Mit diesen Produkten kann man sich auf den Kurs des Bitcoins verlassen und profitiert dabei vom gesamten Risiko. Der erste europäische Krypto- ETP, der 21shares Crypto Basket Index ETP, ist im November 2018 zugelassen worden.
Kryptowährungen wie Bitcoin sind für viele Anleger ein Rätsel. Doch es gibt Möglichkeiten, in diese hoch spekulative Kryptowährung zu investieren. Eine Möglichkeit ist die Nutzung von Bitcoin-ETPs oder -ETFs. Diese Produkte ermöglichen es den Anlegern, auf den Kurs des Bitcoins zu setzen und somit vom gesamten Risiko zu profitieren.

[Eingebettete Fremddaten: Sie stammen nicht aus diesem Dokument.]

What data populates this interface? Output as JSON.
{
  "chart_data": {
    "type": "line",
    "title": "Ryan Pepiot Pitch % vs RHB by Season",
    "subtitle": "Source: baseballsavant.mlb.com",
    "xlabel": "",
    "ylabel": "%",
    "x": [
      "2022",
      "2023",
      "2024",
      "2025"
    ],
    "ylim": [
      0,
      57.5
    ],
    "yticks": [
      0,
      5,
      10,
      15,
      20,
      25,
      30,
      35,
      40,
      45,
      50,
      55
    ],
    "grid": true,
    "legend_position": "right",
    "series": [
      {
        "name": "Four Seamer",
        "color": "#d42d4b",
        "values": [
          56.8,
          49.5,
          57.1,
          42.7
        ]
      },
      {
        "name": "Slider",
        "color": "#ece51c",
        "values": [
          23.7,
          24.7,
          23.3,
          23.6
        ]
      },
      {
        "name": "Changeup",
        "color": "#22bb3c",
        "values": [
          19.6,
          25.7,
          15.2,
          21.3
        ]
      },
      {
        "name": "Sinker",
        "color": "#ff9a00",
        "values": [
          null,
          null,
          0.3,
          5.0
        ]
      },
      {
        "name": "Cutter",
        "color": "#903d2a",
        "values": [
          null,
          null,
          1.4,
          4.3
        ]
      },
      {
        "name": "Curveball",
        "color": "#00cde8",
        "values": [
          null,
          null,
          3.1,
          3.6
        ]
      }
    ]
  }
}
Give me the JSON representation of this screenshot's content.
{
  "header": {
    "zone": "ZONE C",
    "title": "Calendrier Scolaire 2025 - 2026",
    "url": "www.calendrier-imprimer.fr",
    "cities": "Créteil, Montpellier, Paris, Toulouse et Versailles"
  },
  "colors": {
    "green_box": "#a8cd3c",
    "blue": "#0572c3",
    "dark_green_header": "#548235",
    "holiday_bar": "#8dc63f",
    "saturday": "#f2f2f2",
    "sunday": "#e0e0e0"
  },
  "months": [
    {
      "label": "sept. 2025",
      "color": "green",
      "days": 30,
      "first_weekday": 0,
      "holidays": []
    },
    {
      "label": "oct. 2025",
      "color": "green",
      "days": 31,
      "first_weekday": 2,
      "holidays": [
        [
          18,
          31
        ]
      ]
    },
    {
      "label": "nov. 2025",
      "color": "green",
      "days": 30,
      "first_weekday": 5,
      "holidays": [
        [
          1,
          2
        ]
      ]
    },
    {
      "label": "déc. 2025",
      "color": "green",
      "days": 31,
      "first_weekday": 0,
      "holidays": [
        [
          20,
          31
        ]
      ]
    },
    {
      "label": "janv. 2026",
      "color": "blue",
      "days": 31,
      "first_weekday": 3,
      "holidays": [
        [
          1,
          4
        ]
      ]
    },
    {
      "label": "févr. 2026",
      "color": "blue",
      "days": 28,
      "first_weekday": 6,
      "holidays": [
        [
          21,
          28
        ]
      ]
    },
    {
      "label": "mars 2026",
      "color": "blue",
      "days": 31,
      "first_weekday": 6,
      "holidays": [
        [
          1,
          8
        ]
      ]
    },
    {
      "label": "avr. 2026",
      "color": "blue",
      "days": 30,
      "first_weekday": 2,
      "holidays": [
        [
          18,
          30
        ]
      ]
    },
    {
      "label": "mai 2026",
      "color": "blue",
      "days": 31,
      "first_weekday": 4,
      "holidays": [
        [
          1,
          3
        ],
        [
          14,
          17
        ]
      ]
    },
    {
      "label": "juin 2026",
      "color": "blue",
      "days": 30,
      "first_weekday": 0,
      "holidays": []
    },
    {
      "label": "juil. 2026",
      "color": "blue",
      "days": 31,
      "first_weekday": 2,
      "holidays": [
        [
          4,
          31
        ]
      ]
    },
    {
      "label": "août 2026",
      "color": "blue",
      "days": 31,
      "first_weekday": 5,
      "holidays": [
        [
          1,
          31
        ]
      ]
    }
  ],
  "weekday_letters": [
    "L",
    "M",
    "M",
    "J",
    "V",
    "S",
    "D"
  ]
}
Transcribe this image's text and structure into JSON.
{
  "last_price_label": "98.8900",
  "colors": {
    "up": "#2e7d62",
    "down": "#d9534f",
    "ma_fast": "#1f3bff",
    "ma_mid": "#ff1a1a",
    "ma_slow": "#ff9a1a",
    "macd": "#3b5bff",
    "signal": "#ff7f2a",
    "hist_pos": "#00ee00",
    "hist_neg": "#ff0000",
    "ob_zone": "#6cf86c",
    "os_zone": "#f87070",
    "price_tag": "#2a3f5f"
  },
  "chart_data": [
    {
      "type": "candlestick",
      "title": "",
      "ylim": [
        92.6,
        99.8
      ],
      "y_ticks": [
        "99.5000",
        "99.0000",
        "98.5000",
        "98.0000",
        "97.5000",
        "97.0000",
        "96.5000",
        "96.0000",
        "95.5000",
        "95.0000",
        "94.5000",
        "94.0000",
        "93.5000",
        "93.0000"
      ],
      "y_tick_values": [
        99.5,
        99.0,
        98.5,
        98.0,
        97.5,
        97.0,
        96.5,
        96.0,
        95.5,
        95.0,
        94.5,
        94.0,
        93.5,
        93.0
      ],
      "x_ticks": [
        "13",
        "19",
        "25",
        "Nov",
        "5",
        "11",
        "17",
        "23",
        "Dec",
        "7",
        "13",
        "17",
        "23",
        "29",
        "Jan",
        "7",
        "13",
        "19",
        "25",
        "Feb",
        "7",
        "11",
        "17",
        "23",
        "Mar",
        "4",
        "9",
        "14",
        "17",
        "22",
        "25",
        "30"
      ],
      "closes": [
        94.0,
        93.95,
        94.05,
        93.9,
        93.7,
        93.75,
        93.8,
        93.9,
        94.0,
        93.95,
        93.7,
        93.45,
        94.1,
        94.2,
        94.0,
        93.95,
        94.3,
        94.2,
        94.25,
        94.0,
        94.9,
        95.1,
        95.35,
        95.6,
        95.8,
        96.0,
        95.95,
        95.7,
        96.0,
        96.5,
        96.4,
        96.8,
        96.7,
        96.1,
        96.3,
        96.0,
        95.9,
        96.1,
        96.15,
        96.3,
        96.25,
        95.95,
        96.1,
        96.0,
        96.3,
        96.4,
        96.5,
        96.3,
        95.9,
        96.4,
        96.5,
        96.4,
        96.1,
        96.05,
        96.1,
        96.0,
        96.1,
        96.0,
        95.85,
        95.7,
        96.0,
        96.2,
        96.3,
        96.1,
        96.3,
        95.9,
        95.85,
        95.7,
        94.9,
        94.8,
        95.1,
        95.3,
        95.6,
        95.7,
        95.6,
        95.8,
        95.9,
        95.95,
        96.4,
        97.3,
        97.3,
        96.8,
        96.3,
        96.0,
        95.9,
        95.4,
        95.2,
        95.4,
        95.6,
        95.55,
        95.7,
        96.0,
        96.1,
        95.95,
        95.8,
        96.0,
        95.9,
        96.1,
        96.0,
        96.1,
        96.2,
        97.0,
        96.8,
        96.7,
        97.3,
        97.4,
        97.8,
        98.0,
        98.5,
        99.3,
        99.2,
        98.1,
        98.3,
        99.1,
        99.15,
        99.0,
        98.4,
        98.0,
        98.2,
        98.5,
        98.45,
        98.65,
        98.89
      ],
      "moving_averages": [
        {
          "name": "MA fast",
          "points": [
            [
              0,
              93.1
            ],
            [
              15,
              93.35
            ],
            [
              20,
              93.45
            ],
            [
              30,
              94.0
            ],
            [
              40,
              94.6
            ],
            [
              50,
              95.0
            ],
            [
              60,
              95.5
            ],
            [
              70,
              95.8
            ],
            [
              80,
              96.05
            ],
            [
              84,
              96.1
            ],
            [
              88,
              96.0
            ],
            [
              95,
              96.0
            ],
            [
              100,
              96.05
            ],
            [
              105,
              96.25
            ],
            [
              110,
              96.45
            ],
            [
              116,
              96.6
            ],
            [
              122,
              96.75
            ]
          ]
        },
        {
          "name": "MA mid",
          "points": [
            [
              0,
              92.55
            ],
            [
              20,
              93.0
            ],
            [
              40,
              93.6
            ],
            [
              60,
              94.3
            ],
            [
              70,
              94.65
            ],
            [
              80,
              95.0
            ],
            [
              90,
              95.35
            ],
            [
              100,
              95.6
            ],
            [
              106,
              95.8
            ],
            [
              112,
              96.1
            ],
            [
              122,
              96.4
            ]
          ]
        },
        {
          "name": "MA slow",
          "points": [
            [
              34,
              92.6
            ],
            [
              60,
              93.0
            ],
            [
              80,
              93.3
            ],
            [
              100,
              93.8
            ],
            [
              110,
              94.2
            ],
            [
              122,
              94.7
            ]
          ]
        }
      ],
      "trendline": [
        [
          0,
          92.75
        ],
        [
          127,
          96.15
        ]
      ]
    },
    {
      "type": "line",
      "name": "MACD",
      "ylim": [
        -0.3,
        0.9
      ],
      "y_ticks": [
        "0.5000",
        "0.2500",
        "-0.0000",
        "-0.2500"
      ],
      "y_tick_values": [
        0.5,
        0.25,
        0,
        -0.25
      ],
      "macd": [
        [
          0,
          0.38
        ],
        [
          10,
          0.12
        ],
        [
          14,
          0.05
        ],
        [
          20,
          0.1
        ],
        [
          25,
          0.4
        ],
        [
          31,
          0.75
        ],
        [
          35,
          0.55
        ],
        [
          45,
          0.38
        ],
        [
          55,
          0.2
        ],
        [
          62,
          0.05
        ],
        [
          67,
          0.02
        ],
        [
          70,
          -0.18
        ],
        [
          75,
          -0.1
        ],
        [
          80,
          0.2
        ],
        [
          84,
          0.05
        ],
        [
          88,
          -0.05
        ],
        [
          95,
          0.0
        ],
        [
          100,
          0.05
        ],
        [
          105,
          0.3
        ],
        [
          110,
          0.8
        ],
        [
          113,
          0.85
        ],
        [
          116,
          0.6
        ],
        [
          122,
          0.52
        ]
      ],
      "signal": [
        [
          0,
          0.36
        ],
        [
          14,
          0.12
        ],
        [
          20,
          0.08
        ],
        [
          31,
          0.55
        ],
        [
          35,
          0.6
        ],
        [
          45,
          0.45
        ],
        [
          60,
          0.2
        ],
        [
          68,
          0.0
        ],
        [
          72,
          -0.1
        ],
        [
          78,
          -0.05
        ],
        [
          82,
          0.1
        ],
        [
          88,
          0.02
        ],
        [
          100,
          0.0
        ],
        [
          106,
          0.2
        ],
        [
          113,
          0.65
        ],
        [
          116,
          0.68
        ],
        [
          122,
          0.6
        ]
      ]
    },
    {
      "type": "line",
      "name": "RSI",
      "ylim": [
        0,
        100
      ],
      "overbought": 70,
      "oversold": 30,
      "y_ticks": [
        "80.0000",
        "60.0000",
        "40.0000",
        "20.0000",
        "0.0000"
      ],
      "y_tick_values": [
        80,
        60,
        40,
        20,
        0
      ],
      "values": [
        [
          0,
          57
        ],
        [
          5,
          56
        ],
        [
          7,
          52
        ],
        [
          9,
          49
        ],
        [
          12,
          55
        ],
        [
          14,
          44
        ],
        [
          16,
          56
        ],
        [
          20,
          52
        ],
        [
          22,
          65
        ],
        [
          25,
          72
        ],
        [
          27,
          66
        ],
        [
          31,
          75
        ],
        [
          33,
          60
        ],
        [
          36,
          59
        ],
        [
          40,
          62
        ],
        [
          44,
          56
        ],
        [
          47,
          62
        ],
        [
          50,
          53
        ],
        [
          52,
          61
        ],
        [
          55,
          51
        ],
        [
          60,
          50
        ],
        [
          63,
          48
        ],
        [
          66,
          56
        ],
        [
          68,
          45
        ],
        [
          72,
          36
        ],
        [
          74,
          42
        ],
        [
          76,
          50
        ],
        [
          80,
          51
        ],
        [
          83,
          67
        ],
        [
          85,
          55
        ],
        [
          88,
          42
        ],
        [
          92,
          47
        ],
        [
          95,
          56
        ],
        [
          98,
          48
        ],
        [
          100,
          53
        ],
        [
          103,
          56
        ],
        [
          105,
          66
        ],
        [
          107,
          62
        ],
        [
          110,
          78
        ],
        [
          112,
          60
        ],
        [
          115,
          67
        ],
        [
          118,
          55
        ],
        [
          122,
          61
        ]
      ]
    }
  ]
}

Im Gegensatz dazu besitzt ein "echter" Spot-Bitcoin-ETF physisch 1:1 besicherte Bitcoins. Dabei werden die "privaten Schlüssel" auf ein Gerät oder Speichermedium übertragen, das nicht mit dem Internet verbunden ist. Der Kurs des ETFs folgt 1:1 dem echten Bitcoinpreis, abzüglich der Kosten für Verwaltung und Verwahrung.
Ein europäischer Anleger trägt stets ein Wechselkursrisiko zwischen Euro und US-Dollar, was den Anleger zu einem höheren Risikoprofil führt. Ein weiteres Problem ist die fehlende Regulierung des Bitcoin-Marktes, die den Kurs stark beeinflusst.
Ein Vermögensverwalter wie Peter Saxer sieht jedoch eine Chance in der geringen Korrelation von Bitcoin mit traditionellen Anlageklassen. Damit lässt sich eine zusätzliche Streuung des Risikos im Portfolio erzielen.
Mit diesen Produkten kann man sich auf den Kurs des Bitcoins verlassen und profitiert dabei vom gesamten Risiko. Der erste europäische Krypto- ETP, der 21shares Crypto Basket Index ETP, ist im November 2018 zugelassen worden.
Kryptowährungen wie Bitcoin sind für viele Anleger ein Rätsel. Doch es gibt Möglichkeiten, in diese hoch spekulative Kryptowährung zu investieren. Eine Möglichkeit ist die Nutzung von Bitcoin-ETPs oder -ETFs. Diese Produkte ermöglichen es den Anlegern, auf den Kurs des Bitcoins zu setzen und somit vom gesamten Risiko zu profitieren.
Im Gegensatz dazu besitzt ein "echter" Spot-Bitcoin-ETF physisch 1:1 besicherte Bitcoins. Dabei werden die "privaten Schlüssel" auf ein Gerät oder Speichermedium übertragen, das nicht mit dem Internet verbunden ist. Der Kurs des ETFs folgt 1:1 dem echten Bitcoinpreis, abzüglich der Kosten für Verwaltung und Verwahrung.
Ein europäischer Anleger trägt stets ein Wechselkursrisiko zwischen Euro und US-Dollar, was den Anleger zu einem höheren Risikoprofil führt. Ein weiteres Problem ist die fehlende Regulierung des Bitcoin-Marktes, die den Kurs stark beeinflusst.
Ein Vermögensverwalter wie Peter Saxer sieht jedoch eine Chance in der geringen Korrelation von Bitcoin mit traditionellen Anlageklassen. Damit lässt sich eine zusätzliche Streuung des Risikos im Portfolio erzielen.